Tomboy

Da Lo Sciame Inquieto
La storia raccontata in questo film è davvero molto semplice, direi quasi minimale. Ma niente affatto povera di contenuti.
Laure (Zoé Héran), una bambina di circa 10 anni, si trasferisce con la famiglia (i genitori e la sorella più piccola) in una nuova casa durante l’ultimo scorcio d’estate. Prima che la scuola ricominci fa amicizia con gli altri bambini del quartiere, e - un po’ per caso un po’ per gioco - si finge maschio e si presenta a tutti come Michael.
Il gioco tiene e Laure/Michael viene accolta nella comunità dei ragazzini del quartiere ed ammessa a giocare a calcio, a fare la lotta e a partecipare a tutti i giochi dei maschi.

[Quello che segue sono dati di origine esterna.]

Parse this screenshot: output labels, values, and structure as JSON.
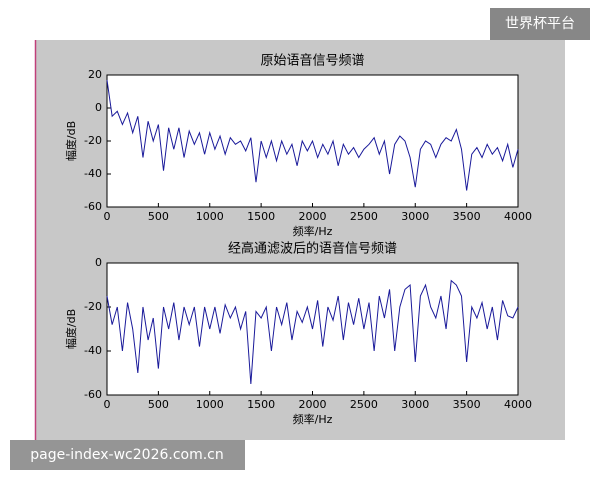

La bugia, che di fatto corrisponde a un desiderio profondo della bambina, produce una serie di eventi concatenati: dall’amicizia speciale con Lisa (Jeanne Disson) al coinvolgimento della sorella (che a sua volta per caso scopre la finzione di Laure), alle soluzioni sempre più industriose adottate per non far emergere la verità, infine all’impossibilità di mantenere il segreto quando ormai la scuola sta per iniziare.
Il tema dell’identità (non solo sessuale) e della crescita, del condizionamento culturale sui rapporti di genere nella nostra società, delle dinamiche familiari sono trattati da Céline Sciamma con una delicatezza e una tenerezza che stringono il cuore e commuovono.
Non c’è violenza, non morbosità, solo una bambina come tante altre, con un rapporto tenerissimo con sua sorella (le scene in cui le due bambine sono insieme sono tra le più belle del film), con due genitori moderni, affettuosi e di buon senso, una bambina che si trova di fronte alla difficoltà di collocarsi naturalmente, ma in modo non convenzionale nel microcosmo sociale cui appartiene.
Il dramma della scoperta dell’inganno produce vergogna, lacerazioni e tristezza, ma di fatto non cambia i rapporti tra le persone, semmai fa prendere coscienza del fatto che gli affetti e i comportamenti sono fortemente condizionati – fin dall’infanzia - dalla valutazione razionale e da un’idea di identità che è prima di tutto sociale o culturale e che ci viene trasmessa fin da piccoli, ma che proprio i più piccoli nella loro ingenuità e superiorità pre-culturale sono in grado di superare con altrettanta facilità.
Céline Sciamma aveva già dimostrato – con la sua opera prima Water lilies (Naissance des pieuvres) - di saper parlare con profondità e delicatezza della formazione della propria identità nel momento difficile che va dall’infanzia all’adolescenza. Qui conferma il suo talento nel dirigere attori giovanissimi e nel rappresentarli con grande veridicità al centro di un mondo guardato con i loro occhi semplici, ma al contempo capaci di andare al di là di quella gabbia di norme sociali che il mondo adulto si è costruito attorno.